Clearly these are opposing views. Nothing in common at all. How can I even mention Race to Nowhere and Tiger Moms in the same blog? It's ridiculous!!! Except possibly I agree with them both. Now who's crazy, huh?

You see, I don't believe that kids should hate school. I don't believe everyone has to have an A. I don't believe teachers need homework to judge whether or not a child is learning (I know too many parents who frankly DO the child's homework for that to actually work). I'm annoyed when my child gets an average grade for a report that she did herself but it's being compared to A+ reports done with parental "help". I think it's ridiculous that children get rewarded for good grades - shouldn't the grade be the reward in itself???? I think parents should back up their child's teacher - whether it involves a punishment or a grade or a homework assignment.
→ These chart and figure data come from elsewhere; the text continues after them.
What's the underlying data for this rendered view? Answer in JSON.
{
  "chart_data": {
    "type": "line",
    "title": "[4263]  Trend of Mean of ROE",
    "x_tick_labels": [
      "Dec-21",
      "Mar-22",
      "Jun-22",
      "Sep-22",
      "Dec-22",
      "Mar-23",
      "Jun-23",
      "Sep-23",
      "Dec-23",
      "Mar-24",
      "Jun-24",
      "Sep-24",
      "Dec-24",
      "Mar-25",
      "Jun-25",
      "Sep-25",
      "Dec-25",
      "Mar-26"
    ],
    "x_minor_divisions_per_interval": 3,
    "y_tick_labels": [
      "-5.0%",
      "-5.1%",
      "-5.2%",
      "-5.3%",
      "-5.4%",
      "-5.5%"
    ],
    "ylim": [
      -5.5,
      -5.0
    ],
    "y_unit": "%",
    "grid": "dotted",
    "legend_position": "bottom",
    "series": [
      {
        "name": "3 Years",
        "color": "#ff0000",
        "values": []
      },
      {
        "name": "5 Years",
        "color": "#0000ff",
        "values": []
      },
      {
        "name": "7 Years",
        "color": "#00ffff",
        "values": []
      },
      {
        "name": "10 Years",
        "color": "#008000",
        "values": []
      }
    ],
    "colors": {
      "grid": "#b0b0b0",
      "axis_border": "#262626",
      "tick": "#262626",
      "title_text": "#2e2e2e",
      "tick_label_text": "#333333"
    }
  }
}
When we trust our teachers to actually teach (instead of giving tests which may not even accurately access the students' understanding of the material), it empowers them. When we second guess every assignment, we might as well homeschool.
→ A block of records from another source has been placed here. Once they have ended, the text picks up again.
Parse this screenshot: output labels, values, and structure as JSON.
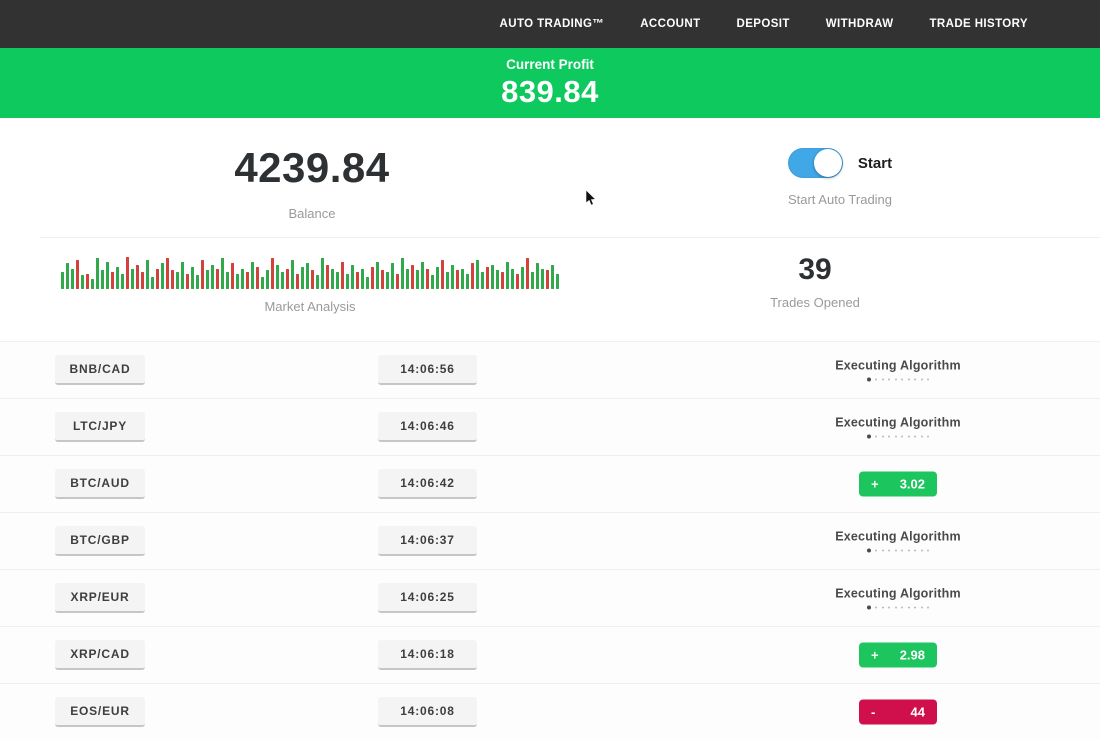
{
  "nav": {
    "items": [
      {
        "label": "AUTO TRADING™"
      },
      {
        "label": "ACCOUNT"
      },
      {
        "label": "DEPOSIT"
      },
      {
        "label": "WITHDRAW"
      },
      {
        "label": "TRADE HISTORY"
      }
    ]
  },
  "banner": {
    "label": "Current Profit",
    "value": "839.84",
    "background_color": "#0dc95e"
  },
  "stats": {
    "balance_value": "4239.84",
    "balance_label": "Balance",
    "toggle_label": "Start",
    "toggle_state": "on",
    "toggle_color": "#41a8e8",
    "toggle_sublabel": "Start Auto Trading",
    "trades_opened_value": "39",
    "trades_opened_label": "Trades Opened",
    "market_label": "Market Analysis"
  },
  "chart_data": {
    "type": "bar",
    "title": "Market Analysis",
    "description": "decorative market pulse strip of green/red bars, bottom-aligned, heights relative 0-1",
    "colors": {
      "g": "#2fa94c",
      "r": "#d2423c"
    },
    "bars": [
      [
        0.5,
        "g"
      ],
      [
        0.75,
        "g"
      ],
      [
        0.6,
        "g"
      ],
      [
        0.85,
        "r"
      ],
      [
        0.4,
        "g"
      ],
      [
        0.45,
        "r"
      ],
      [
        0.3,
        "g"
      ],
      [
        0.9,
        "g"
      ],
      [
        0.55,
        "g"
      ],
      [
        0.8,
        "g"
      ],
      [
        0.5,
        "r"
      ],
      [
        0.65,
        "g"
      ],
      [
        0.45,
        "g"
      ],
      [
        0.95,
        "r"
      ],
      [
        0.6,
        "g"
      ],
      [
        0.7,
        "r"
      ],
      [
        0.5,
        "r"
      ],
      [
        0.85,
        "g"
      ],
      [
        0.35,
        "g"
      ],
      [
        0.6,
        "r"
      ],
      [
        0.75,
        "g"
      ],
      [
        0.9,
        "r"
      ],
      [
        0.55,
        "r"
      ],
      [
        0.5,
        "g"
      ],
      [
        0.8,
        "g"
      ],
      [
        0.45,
        "r"
      ],
      [
        0.65,
        "g"
      ],
      [
        0.4,
        "g"
      ],
      [
        0.85,
        "r"
      ],
      [
        0.55,
        "g"
      ],
      [
        0.7,
        "g"
      ],
      [
        0.6,
        "r"
      ],
      [
        0.9,
        "g"
      ],
      [
        0.5,
        "g"
      ],
      [
        0.75,
        "r"
      ],
      [
        0.45,
        "g"
      ],
      [
        0.6,
        "g"
      ],
      [
        0.5,
        "r"
      ],
      [
        0.8,
        "g"
      ],
      [
        0.65,
        "r"
      ],
      [
        0.35,
        "g"
      ],
      [
        0.55,
        "g"
      ],
      [
        0.9,
        "r"
      ],
      [
        0.7,
        "g"
      ],
      [
        0.5,
        "g"
      ],
      [
        0.6,
        "r"
      ],
      [
        0.85,
        "g"
      ],
      [
        0.45,
        "r"
      ],
      [
        0.65,
        "g"
      ],
      [
        0.75,
        "g"
      ],
      [
        0.55,
        "r"
      ],
      [
        0.4,
        "g"
      ],
      [
        0.9,
        "g"
      ],
      [
        0.7,
        "r"
      ],
      [
        0.6,
        "g"
      ],
      [
        0.5,
        "g"
      ],
      [
        0.8,
        "r"
      ],
      [
        0.45,
        "g"
      ],
      [
        0.7,
        "g"
      ],
      [
        0.5,
        "r"
      ],
      [
        0.6,
        "g"
      ],
      [
        0.35,
        "g"
      ],
      [
        0.65,
        "r"
      ],
      [
        0.8,
        "g"
      ],
      [
        0.55,
        "r"
      ],
      [
        0.5,
        "g"
      ],
      [
        0.75,
        "g"
      ],
      [
        0.45,
        "r"
      ],
      [
        0.9,
        "g"
      ],
      [
        0.6,
        "g"
      ],
      [
        0.7,
        "r"
      ],
      [
        0.55,
        "g"
      ],
      [
        0.8,
        "g"
      ],
      [
        0.6,
        "r"
      ],
      [
        0.4,
        "g"
      ],
      [
        0.65,
        "g"
      ],
      [
        0.85,
        "r"
      ],
      [
        0.5,
        "g"
      ],
      [
        0.7,
        "g"
      ],
      [
        0.55,
        "r"
      ],
      [
        0.6,
        "g"
      ],
      [
        0.45,
        "g"
      ],
      [
        0.75,
        "r"
      ],
      [
        0.85,
        "g"
      ],
      [
        0.5,
        "g"
      ],
      [
        0.65,
        "r"
      ],
      [
        0.7,
        "g"
      ],
      [
        0.55,
        "g"
      ],
      [
        0.5,
        "r"
      ],
      [
        0.8,
        "g"
      ],
      [
        0.6,
        "g"
      ],
      [
        0.45,
        "r"
      ],
      [
        0.65,
        "g"
      ],
      [
        0.9,
        "r"
      ],
      [
        0.5,
        "g"
      ],
      [
        0.75,
        "g"
      ],
      [
        0.6,
        "g"
      ],
      [
        0.55,
        "r"
      ],
      [
        0.7,
        "g"
      ],
      [
        0.45,
        "g"
      ]
    ]
  },
  "trade_list": {
    "executing_label": "Executing Algorithm",
    "executing_dots_total": 10,
    "profit_color": "#1dc55e",
    "loss_color": "#d0104c",
    "trades": [
      {
        "pair": "BNB/CAD",
        "time": "14:06:56",
        "status": "executing"
      },
      {
        "pair": "LTC/JPY",
        "time": "14:06:46",
        "status": "executing"
      },
      {
        "pair": "BTC/AUD",
        "time": "14:06:42",
        "status": "profit",
        "sign": "+",
        "value": "3.02"
      },
      {
        "pair": "BTC/GBP",
        "time": "14:06:37",
        "status": "executing"
      },
      {
        "pair": "XRP/EUR",
        "time": "14:06:25",
        "status": "executing"
      },
      {
        "pair": "XRP/CAD",
        "time": "14:06:18",
        "status": "profit",
        "sign": "+",
        "value": "2.98"
      },
      {
        "pair": "EOS/EUR",
        "time": "14:06:08",
        "status": "loss",
        "sign": "-",
        "value": "44"
      }
    ]
  }
}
But get me to the ice skating rink, and Tiger Mom bursts out of me like the Hulk. There must be no talking on the ice! Only working!! Or you will pay me back for the time you wasted. No you can't have candy! Food is FUEL! Do you want to fuel up your car with high test gasoline or junk? And how can we make said car land a double lutz sometime before June????

You see my problem. Learning lasts your whole life. I know there are people who go to law school in their 50s, Medical School in their 60s... but skaters are washed up at 25. Of course, this would be a valid point if she were really Olympic material. I'm not saying she's not a good skater but there are already younger kids with better jumps. THOSE mothers need to be Tiger Moms. Their kids will thank them for it.

I'm hoping mine will too, someday. Sometimes she thanks me now - because she really does want to excel in a sport which is ridiculously expensive and requires early morning practices, and I am not a millionaire or a morning person. So I do expect her to work hard. When she bothers to look, she can see that she gets better results from a practice when she works hard, than from a practice when she chats. And honestly, I would probably be less Tiger if I weren't surrounded by Tigers. Peer pressure doesn't just affect kids, you know! I have no actual proof that an expensive custom made dress will result in a higher placement from a judge but if everyone else is doing it, who wants to be the mom of the kid skating in Jasmine pajamas from the Disney Store? Even if you have covered them with $200 worth of Swarofsky crystals! Look, I won't be the first one at the rink every morning and I won't pay a coach to be with her every minute on the ice, but I will drag the skates along on a family vacation and find a rink for her to practice and I will stand in the cold with a cup of coffee and a video camera so she can see what's working and what isn't.

I fully expect the tables to turn in a few years... When it's time for her to apply to high schools, I'm sure I'll get all Tiger about grades and homework. And maybe I'll be taking her to the ice rink just to skate for fun. But for now, I'm a Tiger Helicopter racing to Nowhere. Wave if you see me!